WOOD: No. No, it doesn’t. We’ve got a five year investment time horizon. We’re focused on companies that are going to transform the way the world works, and sure they rely on on funding and orderly capital markets. Many of them did secondaries during 2020 especially, which was a great year for innovation. So most of our companies do not have immediate needs for financing. I would say 99% of them, I’m sure one or two might do a financing but so we don’t think there’s usually there. No, we’re not worried for our strategy. In fact, what we’ve been looking at for the for the last well six months, almost six months, is the inverted yield curve which has gone more inverted so the long term bonds are yielding less than short term instruments. That’s part of the problem for these banks that we just talked about, but it is also a macro indicator we think that is telling us the bond market is speaking very loudly, that is telling us that the risks are not on the side of inflation. If anything, when I hear and see banking crises and this is bank by bank, I don’t think it’s a banking system crisis, but when I see bank crises like this, I think more about deflation than inflation. Right? That certainly was the way to think about ’08, ’09—
SULLIVAN: Well, we’ll see Cathie and we gotta go and we love your take. If, if money printing and bailouts also come with this, it’s small now, these are big banks, but it’s not national. But this is I think, I think this is a bigger story. Very quickly, do you think Silicon Valley Bank survives? Do you think, they’re 40 years old, do you think they’d make it?
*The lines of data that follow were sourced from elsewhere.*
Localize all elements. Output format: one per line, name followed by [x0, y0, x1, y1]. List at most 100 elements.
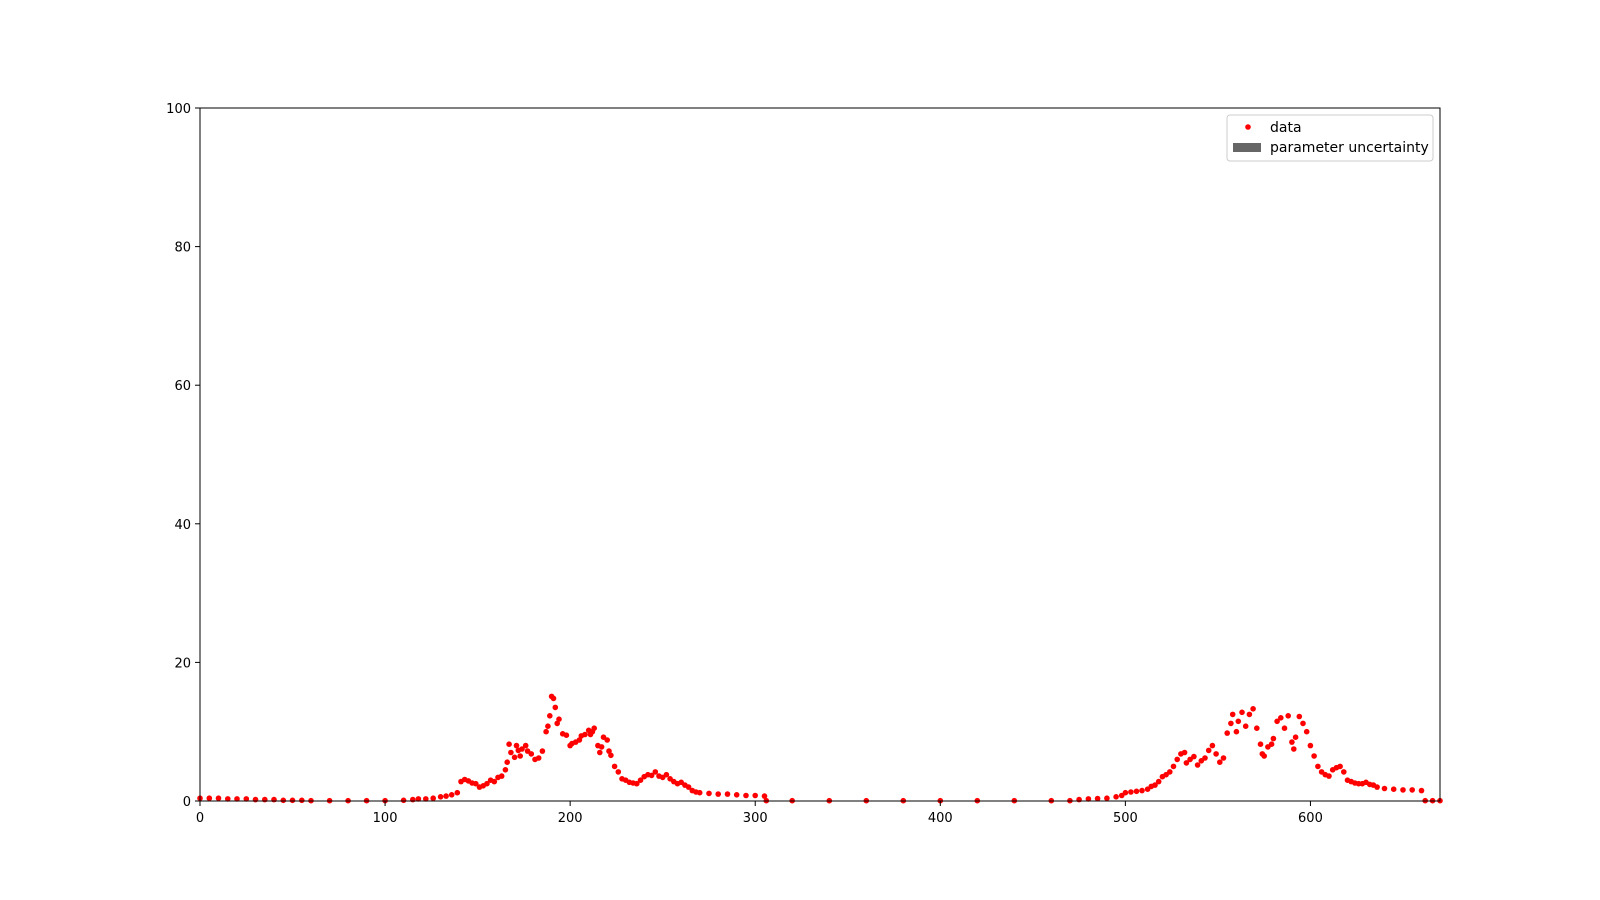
data-point — [1326, 773, 1332, 779]
data-point — [615, 769, 622, 775]
data-point — [1311, 753, 1317, 759]
data-point — [502, 767, 509, 773]
data-point — [508, 749, 514, 756]
data-point — [608, 752, 614, 759]
data-point — [225, 796, 231, 802]
data-point — [1242, 723, 1249, 729]
data-point — [410, 796, 416, 803]
data-point — [1205, 747, 1212, 754]
data-point — [611, 763, 618, 770]
data-point — [1285, 713, 1291, 719]
data-point — [552, 704, 559, 711]
data-point — [522, 742, 529, 749]
legend-data-marker — [1245, 124, 1251, 130]
data-point — [1239, 709, 1245, 716]
data-point — [743, 792, 749, 799]
data-point — [215, 795, 222, 801]
data-point — [1278, 715, 1284, 721]
data-point — [1292, 734, 1299, 740]
data-point — [1220, 755, 1227, 761]
data-point — [1409, 787, 1415, 793]
data-point — [1291, 746, 1297, 752]
data-point — [1076, 796, 1082, 803]
y-axis: 0 20 40 60 80 100 — [166, 102, 200, 810]
data-point — [1250, 706, 1256, 712]
legend-label-data: data — [1270, 120, 1302, 136]
data-point — [604, 737, 610, 743]
data-point — [563, 732, 570, 738]
legend-label-parameter-uncertainty: parameter uncertainty — [1270, 140, 1429, 156]
data-point — [543, 728, 549, 735]
data-point — [252, 796, 259, 803]
data-point — [271, 796, 277, 803]
data-point — [591, 725, 597, 731]
data-point — [535, 755, 542, 761]
data-point — [1246, 711, 1253, 718]
data-point — [1122, 789, 1129, 796]
data-point — [1390, 786, 1397, 792]
data-point — [1233, 728, 1240, 735]
data-point — [1202, 755, 1208, 761]
data-point — [1254, 725, 1260, 731]
x-tick-label: 600 — [1298, 811, 1323, 826]
data-point — [1300, 720, 1306, 727]
data-point — [1257, 741, 1264, 747]
data-point — [1167, 769, 1173, 775]
data-point — [504, 759, 511, 765]
data-point — [289, 797, 296, 804]
data-point — [1235, 718, 1242, 725]
x-tick-label: 400 — [928, 811, 953, 826]
data-point — [1217, 759, 1223, 765]
data-point — [706, 790, 712, 797]
data-point — [733, 792, 740, 798]
data-point — [506, 741, 512, 747]
data-point — [519, 746, 525, 752]
data-point — [1303, 728, 1310, 735]
legend-box — [1226, 114, 1434, 162]
data-point — [234, 796, 240, 802]
data-point — [1209, 742, 1216, 749]
data-point — [528, 751, 535, 757]
data-point — [1289, 739, 1295, 745]
data-point — [1418, 787, 1425, 794]
data-point — [415, 796, 422, 802]
data-point — [1381, 785, 1388, 792]
data-point — [598, 744, 605, 750]
x-axis: 0 100 200 300 400 500 600 — [196, 801, 1323, 826]
data-point — [1139, 787, 1145, 794]
data-point — [761, 793, 768, 799]
data-point — [1400, 787, 1406, 793]
plot-frame — [199, 107, 1441, 802]
data-point — [648, 772, 655, 779]
data-point — [1152, 782, 1158, 788]
data-point — [1270, 735, 1277, 742]
data-point — [243, 796, 250, 802]
data-point — [1268, 741, 1275, 747]
data-point — [663, 771, 670, 778]
data-point — [550, 695, 557, 702]
data-point — [206, 795, 213, 801]
data-point — [1194, 762, 1201, 768]
y-tick-label: 100 — [166, 102, 191, 117]
data-point — [1094, 795, 1101, 802]
data-point — [545, 723, 551, 729]
data-point — [511, 754, 518, 761]
data-point — [280, 797, 287, 804]
y-tick-label: 80 — [174, 241, 191, 256]
data-point — [299, 797, 305, 804]
data-point — [556, 716, 562, 722]
y-tick-label: 20 — [174, 656, 191, 671]
data-point — [1155, 778, 1162, 785]
data-point — [1315, 763, 1321, 770]
data-point — [1337, 763, 1343, 770]
data-point — [1307, 742, 1314, 749]
data-point — [547, 713, 553, 719]
data-point — [443, 793, 449, 799]
data-point — [1085, 796, 1092, 802]
legend-uncertainty-marker — [1233, 143, 1261, 152]
data-point — [634, 780, 640, 787]
x-tick-label: 100 — [373, 811, 398, 826]
data-point — [1183, 760, 1190, 766]
data-point — [685, 784, 692, 790]
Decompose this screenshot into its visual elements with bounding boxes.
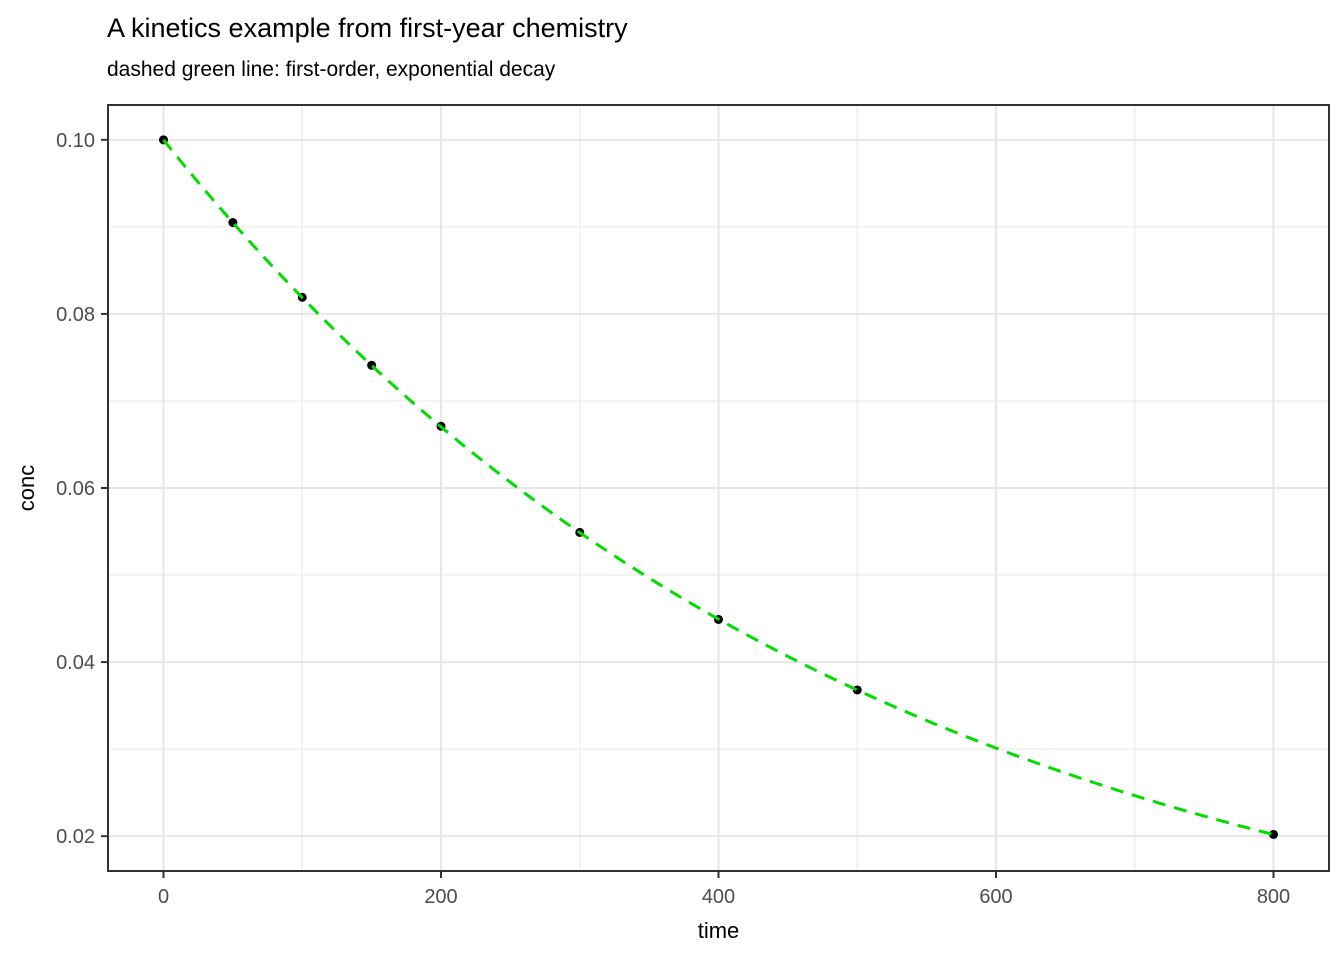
y-tick-label: 0.04 — [56, 652, 95, 674]
y-tick-label: 0.10 — [56, 130, 95, 152]
y-tick-label: 0.02 — [56, 826, 95, 848]
x-tick-label: 600 — [979, 886, 1012, 908]
x-tick-label: 0 — [158, 886, 169, 908]
fit-line — [162, 138, 1274, 836]
chart-title: A kinetics example from first-year chemi… — [107, 13, 628, 43]
x-tick-label: 400 — [702, 886, 735, 908]
x-axis-title: time — [698, 918, 740, 943]
chart-subtitle: dashed green line: first-order, exponent… — [107, 58, 556, 81]
y-axis-title: conc — [14, 465, 39, 511]
y-tick-label: 0.06 — [56, 478, 95, 500]
y-tick-label: 0.08 — [56, 304, 95, 326]
x-tick-label: 200 — [424, 886, 457, 908]
data-point — [1269, 829, 1278, 839]
x-tick-label: 800 — [1257, 886, 1290, 908]
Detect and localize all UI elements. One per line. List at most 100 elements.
WOOD: You know, I did not see before I came on your show what Peter Thiel has said. He’s, he’s very powerful in the world of Silicon Valley so that that would lower the odds I would say. And that’s all I’ll say, you know, it’s just banks are not our area of expertise. We think the world is going to move over to digital wallets ultimately with much more decentralized transparent ecosystems and away from traditional banking system.
SULLIVAN: Cathie Wood, gotta leave it there. Thank you very much, Cathie, really appreciate it.